Fonija – …Bez ime
Ah, a new Fonija album! I was completely blown away by Mojot Pekol, their previous full length. That album is, I guess, the punk album in my collection that I’ve played more than any other punk album. I just keep going back to it. No kidding, I totally dig that album. The split with Culture Development sounded promising so when Fonija’s guitar player and singer asked me if I would be interested in reviewing their new album it didn’t take me very long to decide.
After discovering Fonija I also listened to some of their earlier albums (especially Zelen, sončev den), but that didn’t delve into that too deep. What I enjoy most of Mojot Pekol is the immense sound, the ultra catchy songs delivered with a slick sound, but with a punk attitude. Earlier work missed out on that immense sound mostly. The band sounds like they’re still developing what became their sound on Mojot Pekol. The songs on the split with Culture Development were mostly in the same vain, but considering the development this band went through already it should come as no surprise their sound changed again.
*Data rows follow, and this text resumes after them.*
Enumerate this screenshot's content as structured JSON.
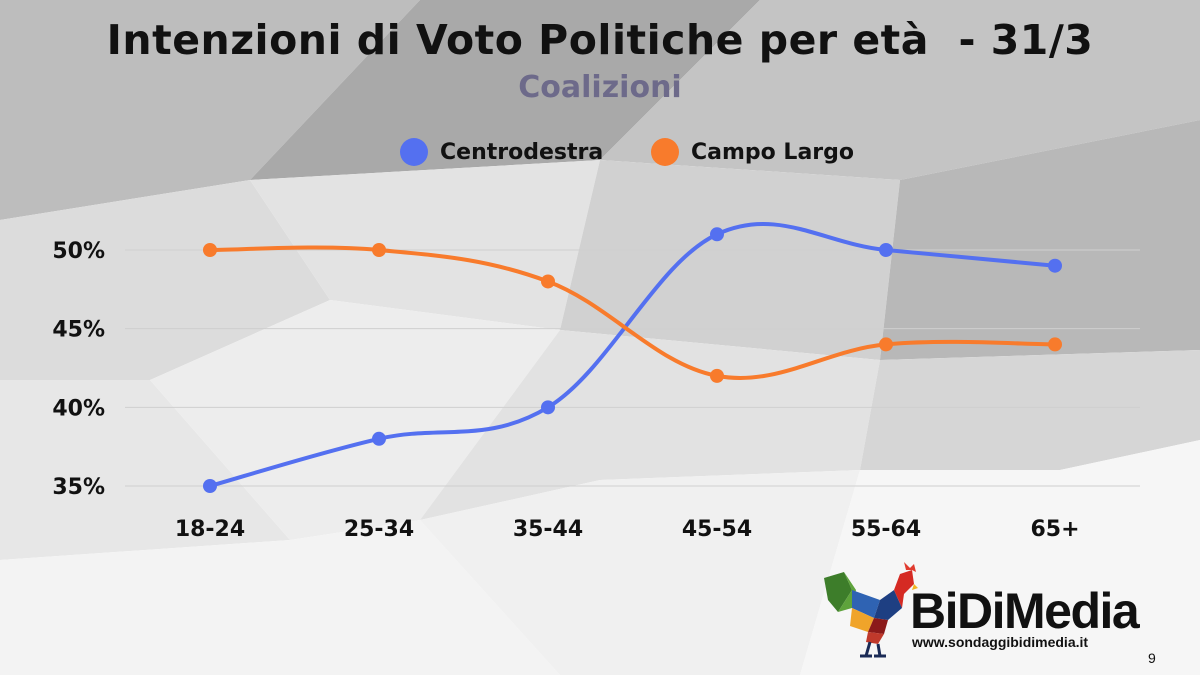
{
  "title": "Intenzioni di Voto Politiche per età  - 31/3",
  "subtitle": "Coalizioni",
  "colors": {
    "centrodestra": "#5470f0",
    "campo_largo": "#f87b2c",
    "grid": "#cfcfcf"
  },
  "legend": [
    {
      "label": "Centrodestra",
      "color": "#5470f0"
    },
    {
      "label": "Campo Largo",
      "color": "#f87b2c"
    }
  ],
  "chart_data": {
    "type": "line",
    "title": "Intenzioni di Voto Politiche per età  - 31/3",
    "subtitle": "Coalizioni",
    "categories": [
      "18-24",
      "25-34",
      "35-44",
      "45-54",
      "55-64",
      "65+"
    ],
    "series": [
      {
        "name": "Centrodestra",
        "values": [
          35,
          38,
          40,
          51,
          50,
          49
        ]
      },
      {
        "name": "Campo Largo",
        "values": [
          50,
          50,
          48,
          42,
          44,
          44
        ]
      }
    ],
    "yticks": [
      "35%",
      "40%",
      "45%",
      "50%"
    ],
    "ytick_values": [
      35,
      40,
      45,
      50
    ],
    "ylim": [
      35,
      50
    ],
    "xlabel": "",
    "ylabel": "",
    "grid": true,
    "legend_position": "top-center"
  },
  "logo": {
    "brand": "BiDiMedia",
    "site": "www.sondaggibidimedia.it"
  },
  "page_number": "9"
}
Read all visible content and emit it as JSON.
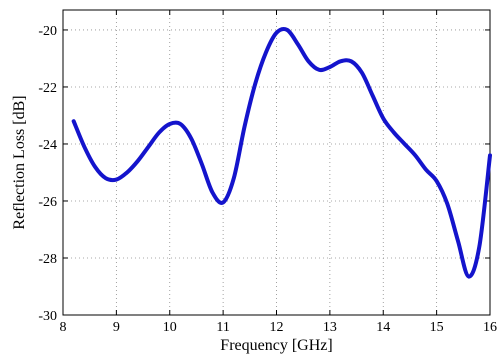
{
  "chart_data": {
    "type": "line",
    "title": "",
    "xlabel": "Frequency [GHz]",
    "ylabel": "Reflection Loss [dB]",
    "xlim": [
      8,
      16
    ],
    "ylim": [
      -30,
      -19.3
    ],
    "x_ticks": [
      8,
      9,
      10,
      11,
      12,
      13,
      14,
      15,
      16
    ],
    "y_ticks": [
      -30,
      -28,
      -26,
      -24,
      -22,
      -20
    ],
    "x_tick_labels": [
      "8",
      "9",
      "10",
      "11",
      "12",
      "13",
      "14",
      "15",
      "16"
    ],
    "y_tick_labels": [
      "-30",
      "-28",
      "-26",
      "-24",
      "-22",
      "-20"
    ],
    "grid": true,
    "line_color": "#1414cc",
    "series": [
      {
        "x": [
          8.2,
          8.4,
          8.6,
          8.8,
          9.0,
          9.2,
          9.4,
          9.6,
          9.8,
          10.0,
          10.2,
          10.4,
          10.6,
          10.8,
          11.0,
          11.2,
          11.4,
          11.6,
          11.8,
          12.0,
          12.2,
          12.4,
          12.6,
          12.8,
          13.0,
          13.2,
          13.4,
          13.6,
          13.8,
          14.0,
          14.2,
          14.4,
          14.6,
          14.8,
          15.0,
          15.2,
          15.4,
          15.6,
          15.8,
          16.0
        ],
        "y": [
          -23.2,
          -24.1,
          -24.8,
          -25.2,
          -25.25,
          -25.0,
          -24.6,
          -24.1,
          -23.6,
          -23.3,
          -23.3,
          -23.8,
          -24.7,
          -25.7,
          -26.05,
          -25.2,
          -23.4,
          -21.9,
          -20.8,
          -20.1,
          -20.0,
          -20.5,
          -21.1,
          -21.4,
          -21.3,
          -21.1,
          -21.1,
          -21.5,
          -22.3,
          -23.1,
          -23.6,
          -24.0,
          -24.4,
          -24.9,
          -25.3,
          -26.1,
          -27.4,
          -28.65,
          -27.6,
          -24.4
        ]
      }
    ]
  }
}
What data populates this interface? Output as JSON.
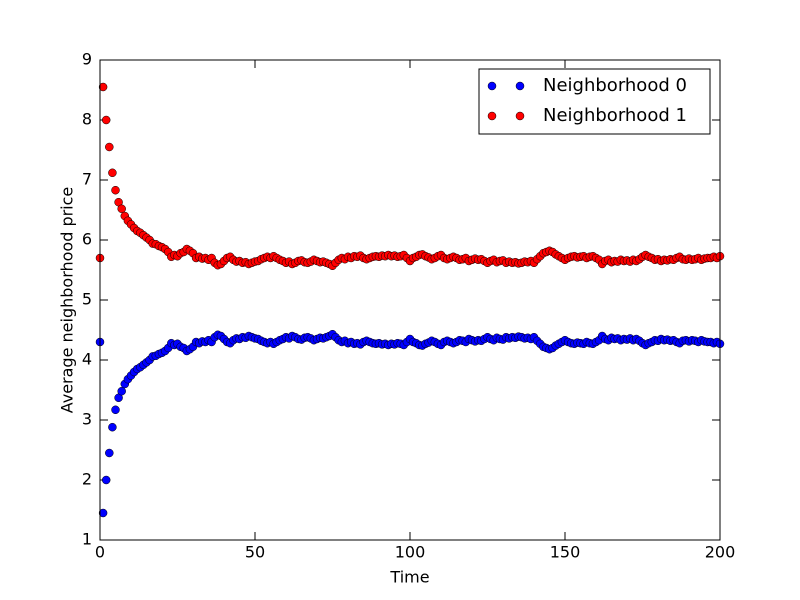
{
  "chart_data": {
    "type": "scatter",
    "xlabel": "Time",
    "ylabel": "Average neighborhood price",
    "xlim": [
      0,
      200
    ],
    "ylim": [
      1,
      9
    ],
    "xticks": [
      0,
      50,
      100,
      150,
      200
    ],
    "yticks": [
      1,
      2,
      3,
      4,
      5,
      6,
      7,
      8,
      9
    ],
    "legend": "upper right",
    "x": [
      0,
      1,
      2,
      3,
      4,
      5,
      6,
      7,
      8,
      9,
      10,
      11,
      12,
      13,
      14,
      15,
      16,
      17,
      18,
      19,
      20,
      21,
      22,
      23,
      24,
      25,
      26,
      27,
      28,
      29,
      30,
      31,
      32,
      33,
      34,
      35,
      36,
      37,
      38,
      39,
      40,
      41,
      42,
      43,
      44,
      45,
      46,
      47,
      48,
      49,
      50,
      51,
      52,
      53,
      54,
      55,
      56,
      57,
      58,
      59,
      60,
      61,
      62,
      63,
      64,
      65,
      66,
      67,
      68,
      69,
      70,
      71,
      72,
      73,
      74,
      75,
      76,
      77,
      78,
      79,
      80,
      81,
      82,
      83,
      84,
      85,
      86,
      87,
      88,
      89,
      90,
      91,
      92,
      93,
      94,
      95,
      96,
      97,
      98,
      99,
      100,
      101,
      102,
      103,
      104,
      105,
      106,
      107,
      108,
      109,
      110,
      111,
      112,
      113,
      114,
      115,
      116,
      117,
      118,
      119,
      120,
      121,
      122,
      123,
      124,
      125,
      126,
      127,
      128,
      129,
      130,
      131,
      132,
      133,
      134,
      135,
      136,
      137,
      138,
      139,
      140,
      141,
      142,
      143,
      144,
      145,
      146,
      147,
      148,
      149,
      150,
      151,
      152,
      153,
      154,
      155,
      156,
      157,
      158,
      159,
      160,
      161,
      162,
      163,
      164,
      165,
      166,
      167,
      168,
      169,
      170,
      171,
      172,
      173,
      174,
      175,
      176,
      177,
      178,
      179,
      180,
      181,
      182,
      183,
      184,
      185,
      186,
      187,
      188,
      189,
      190,
      191,
      192,
      193,
      194,
      195,
      196,
      197,
      198,
      199,
      200
    ],
    "series": [
      {
        "name": "Neighborhood 0",
        "color": "#0000ff",
        "values": [
          4.3,
          1.45,
          2.0,
          2.45,
          2.88,
          3.17,
          3.37,
          3.48,
          3.6,
          3.68,
          3.74,
          3.8,
          3.85,
          3.88,
          3.92,
          3.96,
          4.0,
          4.06,
          4.07,
          4.1,
          4.12,
          4.15,
          4.2,
          4.28,
          4.25,
          4.27,
          4.22,
          4.2,
          4.15,
          4.18,
          4.22,
          4.3,
          4.28,
          4.31,
          4.3,
          4.33,
          4.3,
          4.38,
          4.42,
          4.4,
          4.35,
          4.3,
          4.28,
          4.33,
          4.36,
          4.35,
          4.38,
          4.37,
          4.4,
          4.38,
          4.36,
          4.35,
          4.32,
          4.3,
          4.28,
          4.3,
          4.27,
          4.3,
          4.33,
          4.35,
          4.38,
          4.36,
          4.4,
          4.38,
          4.35,
          4.34,
          4.37,
          4.38,
          4.36,
          4.33,
          4.35,
          4.37,
          4.36,
          4.38,
          4.4,
          4.43,
          4.38,
          4.33,
          4.3,
          4.32,
          4.28,
          4.3,
          4.27,
          4.28,
          4.26,
          4.3,
          4.32,
          4.3,
          4.28,
          4.27,
          4.28,
          4.26,
          4.27,
          4.25,
          4.27,
          4.26,
          4.28,
          4.27,
          4.25,
          4.3,
          4.35,
          4.3,
          4.28,
          4.25,
          4.24,
          4.27,
          4.29,
          4.32,
          4.3,
          4.27,
          4.25,
          4.3,
          4.32,
          4.3,
          4.28,
          4.3,
          4.33,
          4.32,
          4.3,
          4.35,
          4.33,
          4.31,
          4.33,
          4.32,
          4.35,
          4.38,
          4.35,
          4.33,
          4.37,
          4.35,
          4.34,
          4.38,
          4.36,
          4.38,
          4.37,
          4.39,
          4.38,
          4.36,
          4.37,
          4.35,
          4.38,
          4.32,
          4.27,
          4.22,
          4.2,
          4.18,
          4.2,
          4.24,
          4.27,
          4.3,
          4.33,
          4.3,
          4.28,
          4.27,
          4.29,
          4.28,
          4.27,
          4.3,
          4.28,
          4.27,
          4.3,
          4.33,
          4.4,
          4.35,
          4.33,
          4.37,
          4.35,
          4.36,
          4.33,
          4.35,
          4.34,
          4.36,
          4.33,
          4.35,
          4.32,
          4.28,
          4.25,
          4.28,
          4.3,
          4.33,
          4.32,
          4.35,
          4.33,
          4.34,
          4.32,
          4.33,
          4.3,
          4.28,
          4.32,
          4.33,
          4.31,
          4.33,
          4.32,
          4.3,
          4.33,
          4.31,
          4.3,
          4.3,
          4.28,
          4.3,
          4.27
        ]
      },
      {
        "name": "Neighborhood 1",
        "color": "#ff0000",
        "values": [
          5.7,
          8.55,
          8.0,
          7.55,
          7.12,
          6.83,
          6.63,
          6.52,
          6.4,
          6.32,
          6.26,
          6.2,
          6.15,
          6.12,
          6.08,
          6.04,
          6.0,
          5.94,
          5.93,
          5.9,
          5.88,
          5.85,
          5.8,
          5.72,
          5.75,
          5.73,
          5.78,
          5.8,
          5.85,
          5.82,
          5.78,
          5.7,
          5.72,
          5.69,
          5.7,
          5.67,
          5.7,
          5.62,
          5.58,
          5.6,
          5.65,
          5.7,
          5.72,
          5.67,
          5.64,
          5.65,
          5.62,
          5.63,
          5.6,
          5.62,
          5.64,
          5.65,
          5.68,
          5.7,
          5.72,
          5.7,
          5.73,
          5.7,
          5.67,
          5.65,
          5.62,
          5.64,
          5.6,
          5.62,
          5.65,
          5.66,
          5.63,
          5.62,
          5.64,
          5.67,
          5.65,
          5.63,
          5.64,
          5.62,
          5.6,
          5.57,
          5.62,
          5.67,
          5.7,
          5.68,
          5.72,
          5.7,
          5.73,
          5.72,
          5.74,
          5.7,
          5.68,
          5.7,
          5.72,
          5.73,
          5.72,
          5.74,
          5.73,
          5.75,
          5.73,
          5.74,
          5.72,
          5.73,
          5.75,
          5.7,
          5.65,
          5.7,
          5.72,
          5.75,
          5.76,
          5.73,
          5.71,
          5.68,
          5.7,
          5.73,
          5.75,
          5.7,
          5.68,
          5.7,
          5.72,
          5.7,
          5.67,
          5.68,
          5.7,
          5.65,
          5.67,
          5.69,
          5.67,
          5.68,
          5.65,
          5.62,
          5.65,
          5.67,
          5.63,
          5.65,
          5.66,
          5.62,
          5.64,
          5.62,
          5.63,
          5.61,
          5.62,
          5.64,
          5.63,
          5.65,
          5.62,
          5.68,
          5.73,
          5.78,
          5.8,
          5.82,
          5.8,
          5.76,
          5.73,
          5.7,
          5.67,
          5.7,
          5.72,
          5.73,
          5.71,
          5.72,
          5.73,
          5.7,
          5.72,
          5.73,
          5.7,
          5.67,
          5.6,
          5.65,
          5.67,
          5.63,
          5.65,
          5.64,
          5.67,
          5.65,
          5.66,
          5.64,
          5.67,
          5.65,
          5.68,
          5.72,
          5.75,
          5.72,
          5.7,
          5.67,
          5.68,
          5.65,
          5.67,
          5.66,
          5.68,
          5.67,
          5.7,
          5.72,
          5.68,
          5.67,
          5.69,
          5.67,
          5.68,
          5.7,
          5.67,
          5.69,
          5.7,
          5.7,
          5.72,
          5.7,
          5.73
        ]
      }
    ]
  }
}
Unfortunately, as you might have guessed, I was a bit surprised not to find a Mojot Pekol part II. So it took me some time to recover from my initial shock; I found myself listening to a band that has reinvented themselves. Let’s start with the shock part where I was staring at my stereo amazed during the first track, Ulici bez ime. The album starts slow. Not really a big deal, as Fonija in my mind is about catchy tunes, not about a continues adrenaline rush due to immense speeds. But then… what is that eighties keyboard doing over there? And it isn’t a one time thing, as that keyboard is returning in several songs. Are they doing that post punk thing that’s hip and happening all over the place, I can hear you think? No, that’s not the sound they went for. Imagine the use of stadium rock synths. That should come close. It’s adding an extra layer to their sound. Further down the line Robot ili Dete and especially Vreminja sound as if they are co-written by their Macedonian colleagues Bernays Propaganda. These catchy, danceable tracks have their trademark written all over it. Not a bad thing in my book. There’s also a couple of songs on …Bez ime that are closer to Mojot Pekol, like Cetvrtok. This makes the transition a bit easier. A change that I embraced straight away is the absence of the screamed backing vocals. Those vocals were my biggest complaint about Mojot Pekol. There’s one song that I’m not sure about if I like it or not, album closer Bezdna. It’s a power ballad kind of song. The song itself sounds great; I’m not sure if I like the vocals too much on this song. They sound a bit shaky at times and a bit out of place. But this is only a small remark on another great album.
The fact that I find new influences here, but also a couple of songs that could be written in the Mojot Pekol period makes me wonder if this album will later be considered as a transitional album. We’ll see. If …Bez ime will gain an equal position in my collection as Mojot Pekol is something yet to be discovered. Ask me again in a year or so. For now, I’m happy with the album and this next step in the development of Fonija. My best guess is it will end up getting as much playtime as Mojot Pekol.